Mgr Dario Viganò : Lors d’un récent voyage à Milan, le pape François a parlé de cinéma aux jeunes confirmés, se remémorant un célèbre film de Vittorio De Sica, Les enfants nous regardent, réalisé en 1943. Pour le Pape, ce film et toutes les autres œuvres réalisées dans la période immédiate de l’après-guerre, sont de “véritables catéchèses d’humanité” (Milan, 25 mars 2017), parce qu’ils parlent des difficultés et de la misère des gens mais apportent aussi un message libérateur, qui ouvre à l’Espérance..
Pensez-vous que le cinéma ait un rôle social à jouer ?
Absolument. Comme tout art, il a un rôle à jouer, c’est-à-dire qu’il est capable de raconter la réalité en la montrant de près, et en entrant dans les méandres psychologiques de la vie de l’homme, sans se dérober à des vues complexes ou problématiques. Mais le cinéma est également porteur d’une vision plus large, qui ouvre les yeux sur d’autres horizons.

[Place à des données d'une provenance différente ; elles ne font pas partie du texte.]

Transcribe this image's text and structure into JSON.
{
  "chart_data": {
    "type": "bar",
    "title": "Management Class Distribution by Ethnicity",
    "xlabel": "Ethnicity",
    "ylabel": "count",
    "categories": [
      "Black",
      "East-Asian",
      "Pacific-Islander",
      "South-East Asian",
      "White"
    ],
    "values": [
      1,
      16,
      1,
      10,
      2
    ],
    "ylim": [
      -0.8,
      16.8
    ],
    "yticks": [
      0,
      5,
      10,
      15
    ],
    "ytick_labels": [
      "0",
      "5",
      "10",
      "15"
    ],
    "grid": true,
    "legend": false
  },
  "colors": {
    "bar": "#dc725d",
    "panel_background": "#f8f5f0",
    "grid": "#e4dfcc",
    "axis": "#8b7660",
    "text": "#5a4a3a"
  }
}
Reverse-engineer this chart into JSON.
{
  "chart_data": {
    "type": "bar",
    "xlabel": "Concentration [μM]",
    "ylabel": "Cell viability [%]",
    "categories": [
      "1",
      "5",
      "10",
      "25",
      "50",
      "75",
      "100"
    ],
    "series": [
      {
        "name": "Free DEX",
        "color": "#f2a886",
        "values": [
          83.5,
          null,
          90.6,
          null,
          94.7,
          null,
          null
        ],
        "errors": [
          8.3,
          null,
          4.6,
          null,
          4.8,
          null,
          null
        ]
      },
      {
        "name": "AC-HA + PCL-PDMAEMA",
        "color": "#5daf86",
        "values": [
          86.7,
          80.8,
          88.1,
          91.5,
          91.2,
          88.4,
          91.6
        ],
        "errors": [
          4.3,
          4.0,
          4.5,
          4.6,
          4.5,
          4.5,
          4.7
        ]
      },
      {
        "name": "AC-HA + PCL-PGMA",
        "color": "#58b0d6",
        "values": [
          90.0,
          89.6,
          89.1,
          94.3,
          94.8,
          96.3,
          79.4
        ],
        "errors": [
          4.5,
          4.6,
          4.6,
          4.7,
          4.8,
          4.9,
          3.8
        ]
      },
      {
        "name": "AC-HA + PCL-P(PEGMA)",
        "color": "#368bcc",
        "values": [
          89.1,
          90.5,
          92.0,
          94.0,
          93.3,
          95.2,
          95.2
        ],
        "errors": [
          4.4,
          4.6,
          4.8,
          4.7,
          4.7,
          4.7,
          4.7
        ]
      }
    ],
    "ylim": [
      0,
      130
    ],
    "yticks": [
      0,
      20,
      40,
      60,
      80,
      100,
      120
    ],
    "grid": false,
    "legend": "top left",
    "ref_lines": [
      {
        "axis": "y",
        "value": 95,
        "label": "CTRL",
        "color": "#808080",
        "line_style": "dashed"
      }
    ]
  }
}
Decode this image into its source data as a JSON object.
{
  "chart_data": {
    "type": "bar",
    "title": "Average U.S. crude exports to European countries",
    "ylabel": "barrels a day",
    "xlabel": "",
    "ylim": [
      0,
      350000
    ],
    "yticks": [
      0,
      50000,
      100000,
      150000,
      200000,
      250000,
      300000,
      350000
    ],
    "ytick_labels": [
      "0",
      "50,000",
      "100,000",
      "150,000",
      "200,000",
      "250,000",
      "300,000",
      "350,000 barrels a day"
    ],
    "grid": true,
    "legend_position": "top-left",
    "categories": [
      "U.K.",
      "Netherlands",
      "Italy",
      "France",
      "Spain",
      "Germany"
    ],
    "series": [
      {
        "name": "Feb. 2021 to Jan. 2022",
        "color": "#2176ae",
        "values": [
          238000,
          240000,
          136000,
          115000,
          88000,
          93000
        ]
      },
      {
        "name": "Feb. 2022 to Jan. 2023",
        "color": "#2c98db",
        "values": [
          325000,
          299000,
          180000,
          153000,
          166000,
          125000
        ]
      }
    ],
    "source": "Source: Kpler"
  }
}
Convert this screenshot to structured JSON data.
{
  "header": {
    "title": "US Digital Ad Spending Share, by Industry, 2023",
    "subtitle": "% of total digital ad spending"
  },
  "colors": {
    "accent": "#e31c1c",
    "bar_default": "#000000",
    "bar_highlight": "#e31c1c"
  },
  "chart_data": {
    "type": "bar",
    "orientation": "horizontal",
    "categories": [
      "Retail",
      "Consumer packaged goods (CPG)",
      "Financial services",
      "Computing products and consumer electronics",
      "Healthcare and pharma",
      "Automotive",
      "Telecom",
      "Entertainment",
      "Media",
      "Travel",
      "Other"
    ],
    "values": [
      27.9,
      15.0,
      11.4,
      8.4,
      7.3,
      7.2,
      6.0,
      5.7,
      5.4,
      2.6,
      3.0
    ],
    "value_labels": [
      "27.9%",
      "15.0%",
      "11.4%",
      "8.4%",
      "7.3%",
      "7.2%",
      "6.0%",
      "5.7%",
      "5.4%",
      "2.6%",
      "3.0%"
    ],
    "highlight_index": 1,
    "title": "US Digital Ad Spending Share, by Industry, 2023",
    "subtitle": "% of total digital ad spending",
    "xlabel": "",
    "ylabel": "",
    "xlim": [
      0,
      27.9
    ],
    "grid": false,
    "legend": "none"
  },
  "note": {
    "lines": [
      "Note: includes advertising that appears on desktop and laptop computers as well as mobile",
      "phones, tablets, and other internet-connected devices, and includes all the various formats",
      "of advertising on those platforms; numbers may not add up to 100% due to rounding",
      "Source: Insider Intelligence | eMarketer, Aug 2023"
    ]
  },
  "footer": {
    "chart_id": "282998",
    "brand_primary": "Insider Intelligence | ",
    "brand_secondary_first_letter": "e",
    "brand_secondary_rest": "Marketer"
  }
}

Et ce rapport entre le cinéma et la spiritualité…
Le cinéma a réussi à nous pousser sur les traces de l’invisible, de Dieu, à saisir les manifestations de sa miséricorde dans l’histoire de l’Homme. Je pense à la poétique de Robert Bresson, au Journal d’un curé de campagne (1951) de Bernanos, à Au hasard Balthazar (1966), où l’auteur retrouve l’image de Jésus dans ce pauvre âne battu et traîné dans les souffrances comme le Christ.
Je pense également à La strada (1954), La route de Federico Fellini, un film cher au pape François. Dans ce film, brille l’innocence de la jeune Gelsomina qui fait face à la vie avec candeur, tout en la défiant et en se confrontant à la barbarie de l’homme, Zampanò. C’est un regard extraverti que le cinéma offre aux yeux du spectateur, un regard vif et parfois difficile à saisir ; il nous montre ses propres frontières et nous pousse à les traverser.
Expliquez-nous le sens de votre présence à Cannes.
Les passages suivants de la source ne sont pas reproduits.